Ukraine claims full control of key logistics hub, eyes further gains

Published October 2, 2022
Ukrainian troops pose for a photo in Lyman, Ukraine, October 1. — Reuters
Ukrainian troops pose for a photo in Lyman, Ukraine, October 1. — Reuters

Ukraine said on Sunday it was in full control of the eastern logistics hub of Lyman, Kyiv’s most significant battlefield gain in weeks, which a senior official said could provide a staging post for further gains to the east.

“As of 1230 (0930 GMT), Lyman is fully cleared,” Ukrainian President Volodymyr Zelenskiy said in a short video clip on his Telegram channel.

There was no comment from the Russian armed forces on Sunday on the status of the city. The Russian defence ministry said on Saturday it was pulling troops out of the area “in connection with the creation of a threat of encirclement”.

The latest stinging setback for Russian President Vladimir Putin came after he proclaimed the annexation of four regions covering nearly a fifth of Ukraine on Friday, an area that includes Lyman.

Kyiv and the West have condemned the proclamation as an illegitimate farce.

Russian forces captured Lyman from Ukraine in May and had used it as a logistics and transport hub for its operations in the north of the Donetsk region. Losing it is Russia’s largest battlefield loss since Ukraine’s lightning counteroffensive in the northeastern Kharkiv region last month.

Serhiy Gaidai, governor of the Luhansk region that neighbours Donetsk, said control over Lyman could help Ukraine reclaim lost territory in his region, whose full capture Moscow announced in early July after weeks of grinding advances.

“The liberation of this city in the Donetsk region is one of the key factors for the further de-occupation of the Luhansk region,” Gaidai wrote on the Telegram messaging app on Sunday.

Zelenskiy on Saturday promised more quick successes in the Donbas, which covers the Donetsk and Luhansk regions that are largely under Russian control.

“Over the past week, the number of Ukrainian flags in Donbas has increased. There will be even more a week’s time,” Zelenskiy said in an evening address.

The areas Putin claimed as annexed — the Donbas regions and the southern regions of Kherson and Zaporizhzhia — form a swathe of territory equal to about 18 per cent of Ukraine’s total surface land area.

Russian anger

The battlefield setbacks have triggered a fresh wave of criticism within Russia of how its military operation is being handled.

Putin ally Ramzan Kadyrov, the leader of Russia’s southern Chechnya region, on Saturday called for a change of strategy “right up to the declaration of martial law in the border areas and the use of low-yield nuclear weapons”.

Other top officials, including former President Dmitry Medvedev, have suggested Russia may need to resort to nuclear weapons, but Kadyrov’s call was the most urgent and explicit.

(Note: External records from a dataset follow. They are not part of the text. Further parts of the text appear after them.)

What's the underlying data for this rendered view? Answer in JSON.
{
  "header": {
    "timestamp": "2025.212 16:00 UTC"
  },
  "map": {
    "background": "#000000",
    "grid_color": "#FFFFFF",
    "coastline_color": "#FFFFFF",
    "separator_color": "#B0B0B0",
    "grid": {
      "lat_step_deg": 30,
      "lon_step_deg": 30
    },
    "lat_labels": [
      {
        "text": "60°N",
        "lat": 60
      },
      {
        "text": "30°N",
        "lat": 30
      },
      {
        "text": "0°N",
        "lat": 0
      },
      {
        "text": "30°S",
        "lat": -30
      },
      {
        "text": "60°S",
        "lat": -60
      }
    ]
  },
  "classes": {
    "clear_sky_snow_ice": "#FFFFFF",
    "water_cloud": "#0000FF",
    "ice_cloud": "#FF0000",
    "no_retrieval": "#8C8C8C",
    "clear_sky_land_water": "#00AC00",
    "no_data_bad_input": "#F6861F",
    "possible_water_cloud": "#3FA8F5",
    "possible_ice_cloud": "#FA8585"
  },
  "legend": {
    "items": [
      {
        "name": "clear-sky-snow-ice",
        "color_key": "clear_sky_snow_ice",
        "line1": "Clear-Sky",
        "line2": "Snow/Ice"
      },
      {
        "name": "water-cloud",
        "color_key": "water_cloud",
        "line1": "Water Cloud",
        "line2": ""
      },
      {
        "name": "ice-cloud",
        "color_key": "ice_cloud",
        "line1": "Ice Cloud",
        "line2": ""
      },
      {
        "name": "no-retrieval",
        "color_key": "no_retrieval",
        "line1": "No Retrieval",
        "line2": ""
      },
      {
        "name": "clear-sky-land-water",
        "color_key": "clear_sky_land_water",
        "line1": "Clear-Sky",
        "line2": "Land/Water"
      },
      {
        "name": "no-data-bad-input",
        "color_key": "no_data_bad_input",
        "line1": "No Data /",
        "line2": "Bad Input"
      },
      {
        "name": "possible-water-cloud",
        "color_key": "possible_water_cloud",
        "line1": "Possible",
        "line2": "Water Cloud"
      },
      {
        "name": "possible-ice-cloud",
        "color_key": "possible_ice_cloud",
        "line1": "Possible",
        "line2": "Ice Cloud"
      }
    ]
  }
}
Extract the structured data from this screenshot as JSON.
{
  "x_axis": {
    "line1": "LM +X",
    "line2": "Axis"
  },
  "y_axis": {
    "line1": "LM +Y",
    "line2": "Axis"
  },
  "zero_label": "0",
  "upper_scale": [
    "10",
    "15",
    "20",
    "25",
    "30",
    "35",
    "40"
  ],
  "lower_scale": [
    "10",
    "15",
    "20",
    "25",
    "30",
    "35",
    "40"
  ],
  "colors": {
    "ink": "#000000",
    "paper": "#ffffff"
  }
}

Washington says it would respond decisively to any use of nuclear weapons.

US Defense Secretary Lloyd Austin said on Saturday that Lyman’s capture would create new problems for Russia’s military.

“We’re very encouraged by what we’re seeing right now,” Austin told a news conference.

Austin noted that Lyman was positioned across supply lines that Russia has used to push its troops and material down to the south and to the west, as the Kremlin presses its more than seven-month-long invasion of Ukraine.

“Without those routes, it will be more difficult. So it presents a sort of a dilemma for the Russians going forward.”